The more observant baseball fans among you will know that a lot of store is put in hairiness or the lack of it. The Yankees are notoriously clean shaven; their perennial rivals the Boston Red Sox, by contrast, are riotously hirsute. Brian Wilson, former San Francisco Giant and now Los Angeles Dodger, has a beard as black and thick as Sherwood Forest. All in all, one would be hard-pressed to find a hairier group of sportsmen than professional baseball players.
But wait! We at Right Off the Bat have been deeply impressed by the follicular thatch of the two cricketers pictured—Mooen Ali of England on the left and Hashim Amla of South Africa on the right. It may perhaps be unnecessary to point out that, unlike the bearded wonders of baseball, what these two cricketers wear on their chins is a sign of their piety. They likewise do not drink (Amla refuses to wear the sponsorship logo of Castle beer on his shirt) and are eager to be models for the Muslim communities in their respective countries. It may only be a coincidence that they are stylish batsmen, with a delicate, almost feline presence at the wicket, but their attempts to break down prejudice about their faith and present an image of the new England and new South Africa are to be applauded.

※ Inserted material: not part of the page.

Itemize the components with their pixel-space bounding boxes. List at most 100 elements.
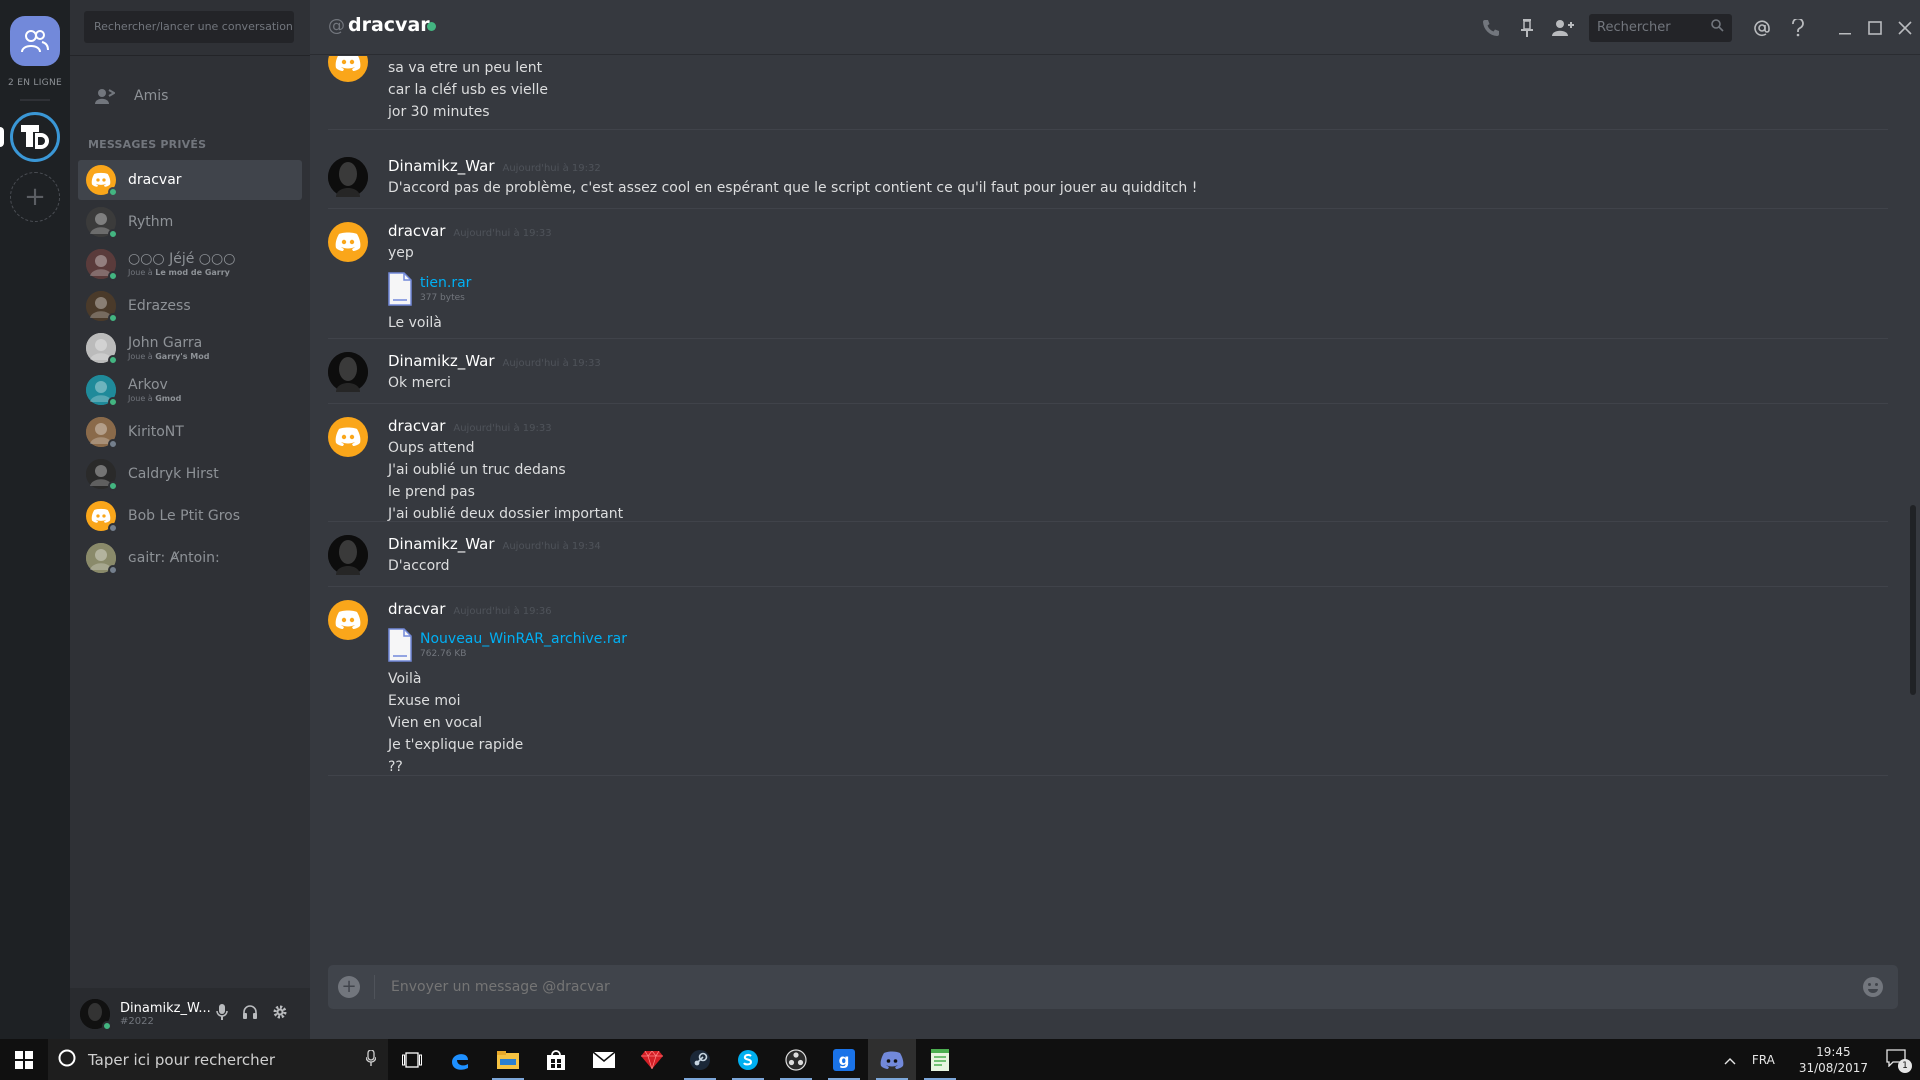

Of course, in their commitment to cricket and hairiness, Amla and Ali have a famous forebear: the magnificently matted W. G. Grace (left). Grace’s girth and bristling temper were matched only by his intimidating bristles—a combination that left bowlers and other teams reeling. We don’t imagine that either Amla or Ali would be interested in competing with Grace in the whiskers department; although they might hope to have his oversized impact on the game.